Presentations
Collaborative Delivery Problem
Exploration by Energy Constrained Mobile Robots
(Presented at the Workshop on Self-organization in Swarm of Robots, Tokyo 2018)
Main Results
Collaborative Delivery Problem:
The objective is to deliver packages from designated source nodes to destination nodes, using
a team of energy constrained agents. Previous results for single package delivery showed the problem to be NP-hard for
general graphs and weakly NP-hard for the tree topology. Our results show a surprising difference in complexity of the
problem depending on whether the agents return to their homebases (returning) or not (non-returning). We proved the returning
version of the problem to be easy for trees, unlike the non-returning version and provided an efficient algorithm for delivery in
tree networks. Moreover our results showed both versions of the problem to be strongly NP-hard for planar graphs, which
represent most transportation networks in real-life. We provided resource-augmented algorithms for the delivery problem and
matching lower bounds to show that these algorithms were the most energy-efficient algorithms that can be computed in
polynomial time.
- Fixed Path Version:
When the path on which the package is to be transported is given in advance, collaborative delivery
remains NP-hard. We compared this version of the problem with the original version where the path is not provided. We
provided 3-approximation and 5/2-approximation algorithms for directed and undirected graphs respectively. We also
showed lower bounds of 2 and 1.5 for the approximation ratio in directed and undirected graphs. In the special case of
single pickup per agent, we showed better approximation algorithms for the fixed path version compared to the original
problem.
- Delivery by only a few Agents:
For the original version of collaborative delivery, it is sufficient for each robot to participate only once in the delivery schedule.

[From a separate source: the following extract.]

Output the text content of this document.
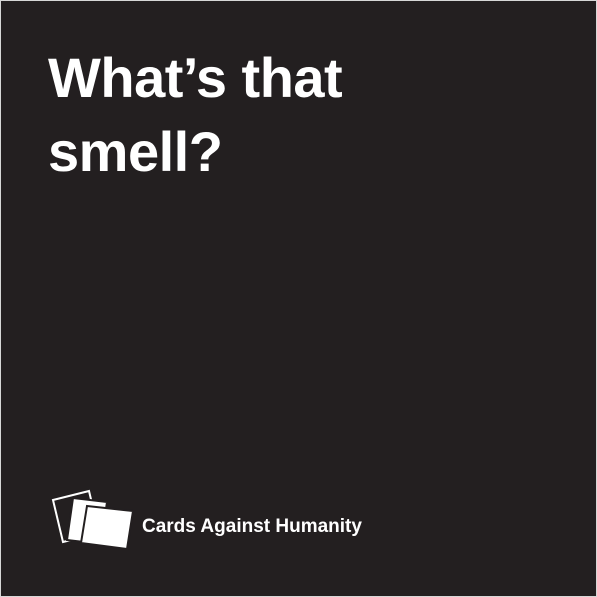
What’s that
smell?
Cards Against Humanity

Thus, determining the order in which the robots are used is equivalent to solving the problem. This observation implies a polynomial time solution to the problem when the number of robots is a constant. On the contrary we show that the fixed path version is weakly NP hard even if there are O(1) robots. We also provide an FPTAS for solving the fixed path version of collaborative delivery with a time complexity of O(k.n^(k+2).B^k) for k robots with uniform budget B.
- Heterogenous Agents:
We studied the collaborative delivery problem for agents having distinct rates of energy
consumption with the objective of minimizing the total energy expenditure. We showed that the problem can be easily
solved for a single package, however the multi-package delivery is NP-hard even for planar graphs. For this case, we
provided a 4R-approximation algorithm when the ratio of energy consumption rates of any two agents is bounded by R.
Near Gathering of Robots:
We study the task of gathering k energy-constrained mobile agents in an undirected edge-weighted graph.
Each agent is initially placed on an arbitrary node and has limited energy, which constrains the distance it can move. Since this
may render gathering at a single point impossible, we study three variants of near-gathering:
The goal is to move the agents into a configuration that minimizes either (i) the radius of a ball containing all agents, (ii) the
maximum distance between any two agents, or (iii) the average distance between the agents. We prove that (i) is polynomial time
solvable and (ii) has a polynomial-time 2-approximation with a matching NP-hardness lower bound, while (iii) admits a
polynomial-time 2(1-1/k)-approximation, but no FPTAS, unless P=NP. We extend some of our results to additive approximation.
- - - - - ONLINE ALGORITHMS - - - - -
Online Exploration Problem:
We consider the problem of exploring an unknown graph by k agents, starting at a single node of the
graph, where each robot has a constraint on its energy consumption which limits the number of edges it can traverse. Since any
single robot may not completely explore the graph, the robots need to collaborate so that each node is visited by some robot.
We consider three different optimization criteria: the size of the team, the energy budget per robot, and finally the number of
nodes visited. Assuming that there is a fixed energy budget B per agent, we provide online algorithms for tree exploration with
or without return to the homebase, optimizing the number of agents used. For “exploration with return” we provide constant
competitive algorithms, while for “exploration without return” we present a O(log B)-competitive algorithm and we show that this
is best possible by showing a matching lower bound on the competitive ratio for any online exploration algorithm. Finally we
considered the exploration of the maximum number of nodes when both the budget B and the team size k is fixed a priori. For
the maximal exploration problem we provide an online algorithm that visits at least one third of the number of nodes visited by
any offline exploration algorithm. We also present an almost matching lower bound of 2.17 on the competitive ratio.